Task: Solve the inequality: $$\cot x < \sqrt3\ \mbox{ for }\ x\in\mathbb{R}.$$ Marie solved the task in the following steps:
(1) She identified the points where the cotangent function is undefined: $$x=k\cdot\pi,\ \mbox{ where }\ k\in\mathbb{Z}$$
(2) She set up and solved the equation $\cot x=\sqrt3$: $$x=\frac{\pi}{6}+k\cdot\pi,\ \mbox{ where }\ k\in\mathbb{Z}$$ (3) She stated that the cotangent function is decreasing on every open interval bounded by two consecutive points where it is undefined, i.e., on the intervals: $$\left(0+k\cdot\pi;\pi+k\cdot\pi\right),\ \mbox{ where }\ k\in\mathbb{Z}$$ (4) Marie further claimed that the previous two steps imply that for each $k\in\mathbb{Z}$: $$\cot x<\sqrt3\Leftrightarrow 0+k\cdot\pi< x < \frac{\pi}{6}+k\cdot\pi$$ (5) Finally, she wrote the solution of the inequality obtained in the previous step in the form: $$K=\bigcup_{k\in\mathbb{Z}}\left(0+k\cdot\pi;\frac{\pi}{6}+k\cdot\pi\right)$$ The solution is incorrect. In which step did Marie make a mistake?
The mistake is in step (1). Marie incorrectly identified the points where the cotangent function is undefined.
The mistake is in step (2). Marie incorrectly solved the equation $\cot x=\sqrt3$.
The mistake is in step (3). The cotangent function is decreasing over its domain.
The mistake is in step (4). Marie incorrectly applied the property of the cotangent function described in step (3) to solve the inequality $\cot x<\sqrt3$.

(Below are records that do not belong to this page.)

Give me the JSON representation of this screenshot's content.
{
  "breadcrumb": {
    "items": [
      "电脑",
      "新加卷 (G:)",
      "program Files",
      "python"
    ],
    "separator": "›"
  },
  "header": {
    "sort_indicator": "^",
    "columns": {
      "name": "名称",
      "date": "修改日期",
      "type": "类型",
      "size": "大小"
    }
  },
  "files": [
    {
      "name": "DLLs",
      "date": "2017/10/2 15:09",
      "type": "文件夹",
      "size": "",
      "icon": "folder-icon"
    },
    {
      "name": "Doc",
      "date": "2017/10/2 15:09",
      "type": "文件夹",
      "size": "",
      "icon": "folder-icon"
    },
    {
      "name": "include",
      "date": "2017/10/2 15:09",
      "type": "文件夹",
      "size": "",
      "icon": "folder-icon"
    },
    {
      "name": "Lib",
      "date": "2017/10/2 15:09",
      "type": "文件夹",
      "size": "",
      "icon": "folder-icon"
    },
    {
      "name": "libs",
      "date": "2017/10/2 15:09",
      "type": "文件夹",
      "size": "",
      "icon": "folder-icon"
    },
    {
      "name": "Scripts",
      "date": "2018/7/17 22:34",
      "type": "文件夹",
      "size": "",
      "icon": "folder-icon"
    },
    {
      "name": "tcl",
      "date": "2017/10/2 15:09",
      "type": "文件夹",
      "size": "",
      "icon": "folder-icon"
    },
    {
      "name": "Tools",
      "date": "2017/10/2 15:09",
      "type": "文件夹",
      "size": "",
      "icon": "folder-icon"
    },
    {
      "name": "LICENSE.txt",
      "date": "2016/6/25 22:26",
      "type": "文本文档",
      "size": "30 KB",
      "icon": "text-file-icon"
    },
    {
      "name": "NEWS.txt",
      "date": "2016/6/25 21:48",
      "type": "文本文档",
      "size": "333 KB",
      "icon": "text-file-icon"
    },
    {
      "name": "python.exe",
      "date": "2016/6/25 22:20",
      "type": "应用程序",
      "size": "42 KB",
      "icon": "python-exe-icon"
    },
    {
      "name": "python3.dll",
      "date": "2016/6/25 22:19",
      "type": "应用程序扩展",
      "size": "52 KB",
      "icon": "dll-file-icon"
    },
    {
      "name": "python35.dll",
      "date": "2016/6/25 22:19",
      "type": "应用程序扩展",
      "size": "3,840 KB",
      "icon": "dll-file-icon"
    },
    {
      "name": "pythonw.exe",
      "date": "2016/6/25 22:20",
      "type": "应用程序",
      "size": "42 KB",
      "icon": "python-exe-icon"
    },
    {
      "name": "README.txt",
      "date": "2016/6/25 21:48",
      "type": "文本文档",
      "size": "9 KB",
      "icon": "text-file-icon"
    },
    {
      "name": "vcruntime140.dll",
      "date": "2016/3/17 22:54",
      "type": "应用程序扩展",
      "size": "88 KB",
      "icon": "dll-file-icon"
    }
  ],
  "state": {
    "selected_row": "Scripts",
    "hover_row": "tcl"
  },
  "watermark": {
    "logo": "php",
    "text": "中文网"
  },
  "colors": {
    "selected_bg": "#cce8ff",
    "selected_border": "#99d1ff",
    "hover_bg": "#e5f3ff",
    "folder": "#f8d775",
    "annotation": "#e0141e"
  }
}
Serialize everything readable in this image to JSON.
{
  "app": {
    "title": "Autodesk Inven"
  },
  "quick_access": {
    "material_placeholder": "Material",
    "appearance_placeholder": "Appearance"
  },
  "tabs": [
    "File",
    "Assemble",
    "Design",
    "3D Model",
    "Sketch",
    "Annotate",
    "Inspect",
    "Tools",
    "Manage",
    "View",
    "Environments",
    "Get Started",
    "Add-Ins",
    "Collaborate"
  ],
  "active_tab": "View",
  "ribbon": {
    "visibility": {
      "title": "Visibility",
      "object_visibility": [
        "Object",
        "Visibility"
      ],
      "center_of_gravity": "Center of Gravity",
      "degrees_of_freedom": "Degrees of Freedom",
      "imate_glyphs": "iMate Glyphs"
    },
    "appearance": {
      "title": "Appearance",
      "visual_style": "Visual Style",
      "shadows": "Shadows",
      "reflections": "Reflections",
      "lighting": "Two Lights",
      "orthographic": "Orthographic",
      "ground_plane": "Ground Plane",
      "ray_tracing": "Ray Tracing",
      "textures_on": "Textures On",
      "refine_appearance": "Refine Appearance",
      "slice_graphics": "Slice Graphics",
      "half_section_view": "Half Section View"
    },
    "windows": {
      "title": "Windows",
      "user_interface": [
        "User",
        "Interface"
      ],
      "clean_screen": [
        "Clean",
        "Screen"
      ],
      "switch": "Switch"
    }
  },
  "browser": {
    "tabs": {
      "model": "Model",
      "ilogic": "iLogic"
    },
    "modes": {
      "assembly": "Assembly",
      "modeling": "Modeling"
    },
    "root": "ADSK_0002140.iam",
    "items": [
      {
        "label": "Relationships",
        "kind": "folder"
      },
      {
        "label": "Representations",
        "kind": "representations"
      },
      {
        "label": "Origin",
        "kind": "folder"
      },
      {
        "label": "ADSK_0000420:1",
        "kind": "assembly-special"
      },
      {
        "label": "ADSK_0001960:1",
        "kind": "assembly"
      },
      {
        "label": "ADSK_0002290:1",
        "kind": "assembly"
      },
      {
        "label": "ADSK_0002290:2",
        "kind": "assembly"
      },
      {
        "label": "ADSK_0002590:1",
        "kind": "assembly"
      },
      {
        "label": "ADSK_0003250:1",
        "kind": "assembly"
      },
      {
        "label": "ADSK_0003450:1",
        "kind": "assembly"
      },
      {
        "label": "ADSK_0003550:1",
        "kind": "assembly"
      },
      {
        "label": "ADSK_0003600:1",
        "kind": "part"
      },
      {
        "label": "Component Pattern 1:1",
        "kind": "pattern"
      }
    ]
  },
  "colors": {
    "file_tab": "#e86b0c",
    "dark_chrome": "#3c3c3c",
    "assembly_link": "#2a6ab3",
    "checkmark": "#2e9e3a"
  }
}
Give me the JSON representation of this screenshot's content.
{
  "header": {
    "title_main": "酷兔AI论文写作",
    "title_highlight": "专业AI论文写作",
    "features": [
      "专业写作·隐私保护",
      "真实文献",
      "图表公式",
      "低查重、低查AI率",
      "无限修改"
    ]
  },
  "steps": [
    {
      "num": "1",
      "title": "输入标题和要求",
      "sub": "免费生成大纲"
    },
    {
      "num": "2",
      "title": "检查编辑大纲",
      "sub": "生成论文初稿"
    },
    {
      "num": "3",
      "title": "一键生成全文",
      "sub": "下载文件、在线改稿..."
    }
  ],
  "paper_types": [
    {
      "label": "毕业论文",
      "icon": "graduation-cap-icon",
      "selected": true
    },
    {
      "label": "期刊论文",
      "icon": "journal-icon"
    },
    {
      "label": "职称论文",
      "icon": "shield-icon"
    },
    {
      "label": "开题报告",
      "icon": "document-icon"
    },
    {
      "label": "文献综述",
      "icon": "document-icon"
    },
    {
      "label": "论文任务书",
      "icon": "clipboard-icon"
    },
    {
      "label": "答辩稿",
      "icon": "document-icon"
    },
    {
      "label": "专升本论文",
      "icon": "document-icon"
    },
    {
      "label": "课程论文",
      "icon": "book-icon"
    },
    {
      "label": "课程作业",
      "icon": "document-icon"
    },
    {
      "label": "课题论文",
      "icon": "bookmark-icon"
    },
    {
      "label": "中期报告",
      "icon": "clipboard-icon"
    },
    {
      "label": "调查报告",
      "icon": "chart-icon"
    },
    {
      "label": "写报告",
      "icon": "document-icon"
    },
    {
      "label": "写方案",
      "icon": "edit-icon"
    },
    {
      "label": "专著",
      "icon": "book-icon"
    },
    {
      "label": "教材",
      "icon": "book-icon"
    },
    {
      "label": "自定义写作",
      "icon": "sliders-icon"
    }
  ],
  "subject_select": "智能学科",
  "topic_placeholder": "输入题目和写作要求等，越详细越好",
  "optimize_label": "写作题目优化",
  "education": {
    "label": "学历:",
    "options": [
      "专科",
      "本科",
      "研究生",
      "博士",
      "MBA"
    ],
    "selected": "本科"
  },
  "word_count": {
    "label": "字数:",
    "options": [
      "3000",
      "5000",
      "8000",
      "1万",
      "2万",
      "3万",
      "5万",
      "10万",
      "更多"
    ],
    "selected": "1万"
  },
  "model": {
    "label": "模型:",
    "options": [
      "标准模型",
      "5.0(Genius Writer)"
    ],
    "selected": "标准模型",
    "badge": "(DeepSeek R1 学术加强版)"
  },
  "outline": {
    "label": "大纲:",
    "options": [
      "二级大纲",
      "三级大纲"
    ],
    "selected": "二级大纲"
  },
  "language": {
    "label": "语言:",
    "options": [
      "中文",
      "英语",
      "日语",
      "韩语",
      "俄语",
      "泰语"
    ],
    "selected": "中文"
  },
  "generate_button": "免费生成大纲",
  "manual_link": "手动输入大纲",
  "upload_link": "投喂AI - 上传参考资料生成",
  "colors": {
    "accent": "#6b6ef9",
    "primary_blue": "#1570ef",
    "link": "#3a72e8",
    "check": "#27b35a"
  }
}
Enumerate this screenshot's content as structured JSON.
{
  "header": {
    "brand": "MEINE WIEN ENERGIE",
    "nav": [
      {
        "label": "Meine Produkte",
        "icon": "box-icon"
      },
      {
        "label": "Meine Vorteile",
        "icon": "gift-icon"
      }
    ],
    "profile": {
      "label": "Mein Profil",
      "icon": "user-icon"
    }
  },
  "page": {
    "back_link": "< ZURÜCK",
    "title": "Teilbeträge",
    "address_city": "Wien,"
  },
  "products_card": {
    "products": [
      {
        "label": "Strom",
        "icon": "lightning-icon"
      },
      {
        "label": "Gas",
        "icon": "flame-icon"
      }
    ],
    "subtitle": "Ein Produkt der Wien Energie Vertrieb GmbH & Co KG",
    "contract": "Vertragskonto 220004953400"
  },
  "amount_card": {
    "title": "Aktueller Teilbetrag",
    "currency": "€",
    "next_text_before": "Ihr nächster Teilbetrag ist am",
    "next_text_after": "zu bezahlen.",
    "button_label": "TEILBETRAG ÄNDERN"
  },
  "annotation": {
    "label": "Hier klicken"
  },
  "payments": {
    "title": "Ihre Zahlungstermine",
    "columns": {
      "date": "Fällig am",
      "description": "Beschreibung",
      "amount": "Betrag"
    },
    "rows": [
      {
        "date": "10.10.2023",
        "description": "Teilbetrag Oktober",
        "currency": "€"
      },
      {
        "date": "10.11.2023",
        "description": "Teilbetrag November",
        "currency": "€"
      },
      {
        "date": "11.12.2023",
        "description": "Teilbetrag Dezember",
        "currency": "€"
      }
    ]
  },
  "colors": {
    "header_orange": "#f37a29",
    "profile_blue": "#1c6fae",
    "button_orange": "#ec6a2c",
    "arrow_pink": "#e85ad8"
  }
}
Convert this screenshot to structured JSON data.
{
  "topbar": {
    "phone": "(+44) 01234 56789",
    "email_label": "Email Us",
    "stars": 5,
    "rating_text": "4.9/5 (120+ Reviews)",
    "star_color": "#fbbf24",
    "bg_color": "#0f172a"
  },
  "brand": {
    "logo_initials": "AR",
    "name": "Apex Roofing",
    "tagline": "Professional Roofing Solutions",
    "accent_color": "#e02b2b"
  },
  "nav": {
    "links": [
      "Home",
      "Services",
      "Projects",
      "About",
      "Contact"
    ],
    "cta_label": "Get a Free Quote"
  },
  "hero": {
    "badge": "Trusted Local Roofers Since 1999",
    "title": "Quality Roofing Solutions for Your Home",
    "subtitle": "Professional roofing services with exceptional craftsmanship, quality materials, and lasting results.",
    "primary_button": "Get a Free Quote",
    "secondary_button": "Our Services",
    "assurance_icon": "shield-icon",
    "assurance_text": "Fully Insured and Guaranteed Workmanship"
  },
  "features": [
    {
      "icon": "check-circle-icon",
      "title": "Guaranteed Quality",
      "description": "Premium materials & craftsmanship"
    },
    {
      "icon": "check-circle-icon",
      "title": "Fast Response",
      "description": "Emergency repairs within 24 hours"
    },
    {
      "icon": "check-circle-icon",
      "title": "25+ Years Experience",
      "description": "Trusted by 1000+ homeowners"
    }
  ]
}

The cotangent function is decreasing on every open interval bounded by two consecutive points where the function is undefined, i.e., on the intervals $$\left(0+k\cdot\pi; \pi+k\cdot\pi\right),\mbox{ where } k\in\mathbb{Z}.$$ Therefore, in each of these intervals (i.e. for each $k\in\mathbb{Z}$), it holds (see the figure): $$\cot x< \sqrt3\Leftrightarrow\frac{\pi}{6}+k\cdot\pi< x< \pi+k\cdot\pi$$
We can write the solution of the inequality $\cot x< \sqrt3$ as: $$K=\bigcup_{k \in \mathbb{Z}}\left(\frac{\pi}{6}+k\cdot\pi;\pi+k\cdot\pi\right)$$